I don't do a lot of single phase work, so I'm rusty on the calculations. If I want to power three, 100 A, 208 V, single-phase loads, all supplied from one, three-phase, 480-120/208V transformer. What is the loading on that transformer? I keep working myself in circles on whether the 1.732 applies or not.
There is a square root formula for translating phase-to-phase current into the corresponding phase-to-neutral current.

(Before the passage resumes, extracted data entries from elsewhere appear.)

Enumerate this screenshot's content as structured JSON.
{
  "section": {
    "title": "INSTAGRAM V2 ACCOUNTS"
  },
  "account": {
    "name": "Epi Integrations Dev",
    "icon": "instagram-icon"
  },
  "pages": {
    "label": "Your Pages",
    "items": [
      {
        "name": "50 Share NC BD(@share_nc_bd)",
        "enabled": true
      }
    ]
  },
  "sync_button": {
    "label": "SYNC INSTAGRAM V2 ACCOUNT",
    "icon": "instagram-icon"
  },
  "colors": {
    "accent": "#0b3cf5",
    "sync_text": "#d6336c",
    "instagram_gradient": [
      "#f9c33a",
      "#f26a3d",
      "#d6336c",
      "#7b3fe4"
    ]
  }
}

If all three phase-to-phase loads are equal you will see that the three terms under the square root are add up to 3*current^2, which shows you how sqrt(3) gets involved.

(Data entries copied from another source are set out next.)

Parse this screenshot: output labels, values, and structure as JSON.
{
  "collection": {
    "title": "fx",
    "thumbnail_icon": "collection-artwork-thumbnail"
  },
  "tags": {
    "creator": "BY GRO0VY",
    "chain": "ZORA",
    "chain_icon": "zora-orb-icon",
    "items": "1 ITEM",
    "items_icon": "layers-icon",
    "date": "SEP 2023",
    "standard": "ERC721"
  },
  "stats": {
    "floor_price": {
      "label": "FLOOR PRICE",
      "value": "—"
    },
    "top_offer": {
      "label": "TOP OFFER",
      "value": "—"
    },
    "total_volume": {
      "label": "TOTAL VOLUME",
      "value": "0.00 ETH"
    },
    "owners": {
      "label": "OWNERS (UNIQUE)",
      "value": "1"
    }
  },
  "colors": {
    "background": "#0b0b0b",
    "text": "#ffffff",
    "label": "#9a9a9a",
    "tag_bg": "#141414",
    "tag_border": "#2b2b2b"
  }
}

Ia = sqrt(Iab^2 + Ica^2 + Iab*Ica) + Ia0
Ib = sqrt(Iab^2 + Ibc^2 + Iab*Ibc) + Ib0
Ic = sqrt(Ibc^2 + Ica^2 + Ibc*Ica) + Ic0
Iab, means current of loads connected across phases a and b.
Ia0, means the sum of phase A-to-neutral loads and the impact of balanced three phase loads on phase A, before you consider the phase-to-phase loads on 2-pole breakers.
Ia is the total current on the phase A conductor.
Apply the same concept to the other subscripts.
Notice that it is the two phase-to-phase possibilities that contain an "a" in the subscript, that apply to phase A. Similarly, with phases B and C. You square each of them, and you multiply a mixed product of both of them. Add all three terms, and take the square root o the sum. Then add on the current not associated with phase-to-phase loads.